というのも、ここ数年は ずっと斜めがけのボディバッグを使ってきたのですが、
生活環境の変化もあり、ちょっと厳しいなあ。と思うようになったためです。

環境変化とは以下の点です。

  1. 起業してノートPCを持ち歩くようになった
  2. 1泊2日程度の出張が多くなった
  3. カンファレンスに登壇することが多くなった

1つ目のノートPCですが、これまで MacBook Air 11インチを愛用してきましたが、ついに MacBook Airディスコンとなってしまいました。
その関係で、先日発表された MacBook Pro 13インチに乗り換えたのですが、これまで使っていたボディバッグに入れるにはサイズ的に厳しい印象でした。

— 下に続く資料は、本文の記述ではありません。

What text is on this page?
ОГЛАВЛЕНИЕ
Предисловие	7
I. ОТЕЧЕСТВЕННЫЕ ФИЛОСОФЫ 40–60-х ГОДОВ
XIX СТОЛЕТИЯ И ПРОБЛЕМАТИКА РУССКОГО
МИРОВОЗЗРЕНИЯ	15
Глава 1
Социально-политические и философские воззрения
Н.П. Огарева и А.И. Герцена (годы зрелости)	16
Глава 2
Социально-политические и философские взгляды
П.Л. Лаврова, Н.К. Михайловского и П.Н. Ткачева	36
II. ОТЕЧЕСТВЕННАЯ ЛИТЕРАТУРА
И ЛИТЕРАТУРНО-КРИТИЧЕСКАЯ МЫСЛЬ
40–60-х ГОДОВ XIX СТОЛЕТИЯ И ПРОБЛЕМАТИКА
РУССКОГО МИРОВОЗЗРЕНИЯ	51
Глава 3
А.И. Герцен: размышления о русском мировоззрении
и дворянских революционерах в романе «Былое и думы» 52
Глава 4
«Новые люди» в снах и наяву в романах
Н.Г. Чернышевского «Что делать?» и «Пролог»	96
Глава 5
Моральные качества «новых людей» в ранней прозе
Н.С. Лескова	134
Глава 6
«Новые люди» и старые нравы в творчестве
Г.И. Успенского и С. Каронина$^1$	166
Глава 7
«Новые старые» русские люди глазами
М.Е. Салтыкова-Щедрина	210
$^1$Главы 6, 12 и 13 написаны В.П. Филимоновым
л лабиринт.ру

Apple MacBook Air (13.3/1.6GHz Dual Core i5/8GB/128GB/802.11ac/USB3/Thunderbolt2) MMGF2J/A

Apple MacBook Air (13.3/1.6GHz Dual Core i5/8GB/128GB/802.11ac/USB3/Thunderbolt2) MMGF2J/A

 

 2つ目の出張についてですが、泊まりの出張となると着替えを持ち歩く必要があります。

すると、衣類もカバンに入れることになるわけですが、スタバでドヤMacしようとカバンからMacを取り出そうとすると
カバンの中のパンツがこんにちは したりするわけで、ドヤどころでなくなってしまったりします。 

3つ目のカンファレンスに登壇することが多くなった。という点ですが、

カンファレンスに登壇するときにはプロジェクターなどに画面を映すためにHDMIだったり、VGAだったり、ミニディスプレイポートだったり、様々な出力インターフェイスを想定した周辺機器を持ち歩いておかなければならないです。
さらに、2つ目で話したように宿泊出張となると iPhoneApple Watch の充電器も持ち歩くことになり、ケーブル類がぐちゃー。となってしまうと、目的のケーブルを取り出すのが大変でした。

 そのため、これらの環境変化に対応するために、以下の条件でカバンを探し始めました。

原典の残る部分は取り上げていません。